Simone has always been considered the driving force behind The Felice Brothers - by not only adding a loose-limbed rhythm to his brothers' soulful take on the Great American Songbook but also through his wild-eyed and occasionally unpredictable behavior onstage.
This from Uncut editor Allan Jones on The Felice Brothers' triumphant sold out 100 Club
show last year in London: "they look like the people who could cause mayhem and a fair
amount of havoc for no better reason than the sheer hell of it, drummer and occasional singer
Simone Felice looking from the off tonight like he's especially in the mood for a certain amount wildness. He's wild-eyed and shirtless by the gigs climax and hanging from a monitor fitting in the ceiling by the end of the second song, a raucous take on Ruby Mae, a boozy waltz from the recent The Felice Brothers album, which if you haven't heard it yet is one of the records of theyear so far"
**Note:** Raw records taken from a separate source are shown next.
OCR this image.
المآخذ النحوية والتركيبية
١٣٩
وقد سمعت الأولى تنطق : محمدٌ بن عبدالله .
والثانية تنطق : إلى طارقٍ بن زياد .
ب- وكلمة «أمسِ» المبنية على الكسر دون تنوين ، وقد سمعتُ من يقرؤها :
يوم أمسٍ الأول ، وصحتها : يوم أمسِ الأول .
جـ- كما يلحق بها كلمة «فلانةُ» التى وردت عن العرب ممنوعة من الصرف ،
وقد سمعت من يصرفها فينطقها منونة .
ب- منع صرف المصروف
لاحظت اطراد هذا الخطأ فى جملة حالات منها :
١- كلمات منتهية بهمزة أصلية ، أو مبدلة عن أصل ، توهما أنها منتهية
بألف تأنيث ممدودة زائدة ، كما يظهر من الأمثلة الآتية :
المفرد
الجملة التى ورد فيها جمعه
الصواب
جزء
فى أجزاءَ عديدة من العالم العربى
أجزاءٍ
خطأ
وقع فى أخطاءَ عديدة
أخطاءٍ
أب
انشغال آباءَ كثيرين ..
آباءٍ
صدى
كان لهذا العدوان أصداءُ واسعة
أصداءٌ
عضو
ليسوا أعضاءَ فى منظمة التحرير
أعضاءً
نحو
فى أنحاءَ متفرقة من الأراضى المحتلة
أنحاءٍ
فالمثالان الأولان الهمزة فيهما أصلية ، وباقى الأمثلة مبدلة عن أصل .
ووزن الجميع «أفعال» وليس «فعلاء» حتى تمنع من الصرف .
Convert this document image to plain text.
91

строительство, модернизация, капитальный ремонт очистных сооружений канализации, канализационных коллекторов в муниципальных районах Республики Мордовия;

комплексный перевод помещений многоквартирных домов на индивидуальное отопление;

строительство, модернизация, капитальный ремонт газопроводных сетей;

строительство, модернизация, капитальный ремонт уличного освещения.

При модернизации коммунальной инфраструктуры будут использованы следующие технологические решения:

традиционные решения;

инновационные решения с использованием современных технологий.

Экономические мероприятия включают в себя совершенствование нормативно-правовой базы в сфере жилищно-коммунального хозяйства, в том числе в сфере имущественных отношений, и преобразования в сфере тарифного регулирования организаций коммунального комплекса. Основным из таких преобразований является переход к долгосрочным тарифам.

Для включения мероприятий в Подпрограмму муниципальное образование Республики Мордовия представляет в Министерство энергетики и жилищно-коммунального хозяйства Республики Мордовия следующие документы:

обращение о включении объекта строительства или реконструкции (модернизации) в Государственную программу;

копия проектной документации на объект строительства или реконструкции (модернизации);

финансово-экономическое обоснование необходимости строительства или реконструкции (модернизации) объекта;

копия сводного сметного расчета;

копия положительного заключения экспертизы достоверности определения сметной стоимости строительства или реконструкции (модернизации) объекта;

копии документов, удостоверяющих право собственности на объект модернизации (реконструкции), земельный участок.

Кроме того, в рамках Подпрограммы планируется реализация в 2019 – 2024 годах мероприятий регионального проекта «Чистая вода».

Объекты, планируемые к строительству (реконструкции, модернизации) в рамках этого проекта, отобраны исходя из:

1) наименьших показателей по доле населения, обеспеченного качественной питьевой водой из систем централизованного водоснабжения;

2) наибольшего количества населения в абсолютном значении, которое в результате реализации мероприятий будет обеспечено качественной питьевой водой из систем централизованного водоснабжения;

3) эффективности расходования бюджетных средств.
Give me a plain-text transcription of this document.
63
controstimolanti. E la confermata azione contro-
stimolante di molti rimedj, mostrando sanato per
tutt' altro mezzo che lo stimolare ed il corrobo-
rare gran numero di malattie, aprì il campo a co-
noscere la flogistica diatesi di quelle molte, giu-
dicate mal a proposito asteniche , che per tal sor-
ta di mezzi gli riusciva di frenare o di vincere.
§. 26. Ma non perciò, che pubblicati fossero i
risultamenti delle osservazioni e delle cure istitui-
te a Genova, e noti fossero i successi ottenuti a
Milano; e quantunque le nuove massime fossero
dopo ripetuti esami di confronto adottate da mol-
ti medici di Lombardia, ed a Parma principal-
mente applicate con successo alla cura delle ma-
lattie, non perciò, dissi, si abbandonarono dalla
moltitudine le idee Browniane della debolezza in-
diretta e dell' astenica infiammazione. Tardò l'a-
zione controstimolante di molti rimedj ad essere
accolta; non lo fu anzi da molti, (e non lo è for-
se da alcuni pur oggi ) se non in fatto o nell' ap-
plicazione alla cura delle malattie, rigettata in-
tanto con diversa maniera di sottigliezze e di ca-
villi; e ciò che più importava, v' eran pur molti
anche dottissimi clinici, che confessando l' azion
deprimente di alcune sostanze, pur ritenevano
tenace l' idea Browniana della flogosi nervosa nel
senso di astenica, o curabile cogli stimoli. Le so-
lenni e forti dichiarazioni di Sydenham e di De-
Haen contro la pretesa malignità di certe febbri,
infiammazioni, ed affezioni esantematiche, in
Whereas Simone Felice and his brothers tapped into one of the richest veins of America's folk tradition on their last three albums; for his debut with new band The Duke & The King, Simone and old friend and new partner Robert Chicken Burke together now combine elements of blue-eyed soul, Topanga Canyon and even Bolan-esque inspired acoustic musings.
"Nothing Gold Can Stay" was recorded in splendid isolation in a makeshift studio in Bearsville, New York State then taken down The Hudson to be mixed and mastered by Grammy award winning hip-hop maestro Bassy Bob Brockmann (Notorious B.I.G's Ready To Die). It's an album that is populated by those on the brink of fame and fortune, those just getting by and those who have lost their way. Inspired by the sights and sounds that surrounded them both as they grew up in New York City, from The Summer Of Sam and the beat box's bass heavy boom to BB guns shooting Challenger from the sky - and by the flip side of the not-so-great American dream - boyhood friends turned scarred veterans. The Duke And The King's debut album celebrates adolescence's not so innocent times while grudgingly accepting the occasionally harsh reality of the streets of a city that they both grew up on.
It’s a time and a place they can never return to - as they say on the closing track One More American Song - "there ain’t no gasoline gonna take us back that way again/when the years have rusted out our fenders/when our jeans were torn/ and we were all the best of friends/when the music sewed us together” - but once you've let this album take hold it's a time and place you'll never forget.